"高玉宝临终忏悔,承认周扒皮是编的,对不起周家后人。"
近期刷屏网络的这条短视频让无数人直呼被课本骗了。画面里轮椅上的老人面容枯槁,配上悲怆音乐,仿佛一段尘封历史终于迎来反转。但这出煽情大戏其实是彻头彻尾的捏造。高玉宝2019年因病离世,享年92岁。他临终时没有忏悔遗嘱,更没有向周家致歉。当时他在恶性血管肉瘤的剧痛中,是听着儿子高燕飞唱的《我是一个兵》流下最后一滴眼泪。
这段全网泛滥的谣言呈现出明显的矩阵化特征。视频用的全是同一张色调被刻意调暗的轮椅照,文案像是从同一个模子里刻出来的,连发布时间都高度重合。自媒体键盘侠们甚至懒得找证据,纯靠一张图配一段煽情小作文,精准狙击中老年用户的泪腺。他们的算盘打得很精:先用老人临终反转骗点击,再在评论区带节奏,把阶级斗争抹黑成编故事。高玉宝生前对这些质疑早有定论,他始终坚持文学作品需要典型化。就算半夜钻鸡窝学鸡叫这个具体情节是艺术加工,但旧社会地主压榨长工的本质绝非虚构。
周扒皮的原型周春富确实存在,大连瓦房店人。他的曾外孙孟令骞确实写过书想给曾外祖父正名。在后人眼里,周春富是个极度节俭、对家人甚至有点刻薄的老财主,靠着这股子抠门劲儿积攒了土地。周家后人的诉求被谣言制造者恶意绑架了。我们要明白一个逻辑死结:周春富即便没学鸡叫,他占有土地、雇佣劳动力、无偿占有剩余价值的剥削关系依然板上钉钉。不能因为他个人性格勤俭,就洗白他作为一个封建富农依靠兼并土地完成财富原始积累的事实。
文学典型化不是历史档案,就像没人会因为闰土的原型章运水现实生活更体面,就去拆鲁迅的台。高玉宝把当年东北、华北各地老长工控诉的手段浓缩在一个周扒皮身上,是为了更直观地展现那些想方设法延长工时的地主老财。这种艺术提炼在文学创作里太正常了。遗憾的是,这些专业常识被别有用心的人玩成了历史虚无主义的连环套。他们表面在求真,实则在解构革命叙事的合法性。

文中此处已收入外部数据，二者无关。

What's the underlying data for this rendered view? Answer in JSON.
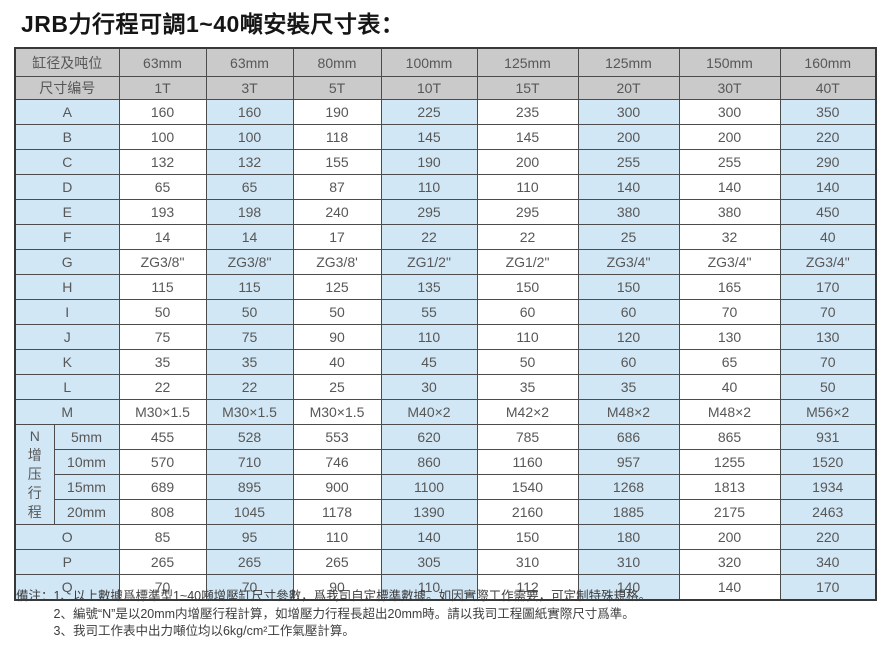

高玉宝一辈子生活简朴,晚年把稿费和工资大把捐给灾区和学校。这样一位战士作家,怎么可能为揭露旧社会苦难而感到愧疚?真正该感到羞愧的,是那些躲在屏幕后面编造临终戏码的流量骗子。他们根本不关心周春富到底是个什么样的人,他们只是想借高玉宝的梯子,拆掉这代人对历史的共识。
这种针对集体记忆的定向爆破其实挺高明。他们利用人们对人性反转的天然偏好,把复杂的阶级冲突简化成两个人的私人恩怨。如果今天我们允许用一个文学细节的不实来否定整场土地改革的必要性,那么明天是不是也可以说,只要侵略者里有个体表现出善良,那场战争的性质就得重新定义?到底是文学加工骗了你,还是这些打着还原真相旗号的毒鸡汤在羞辱你的智商?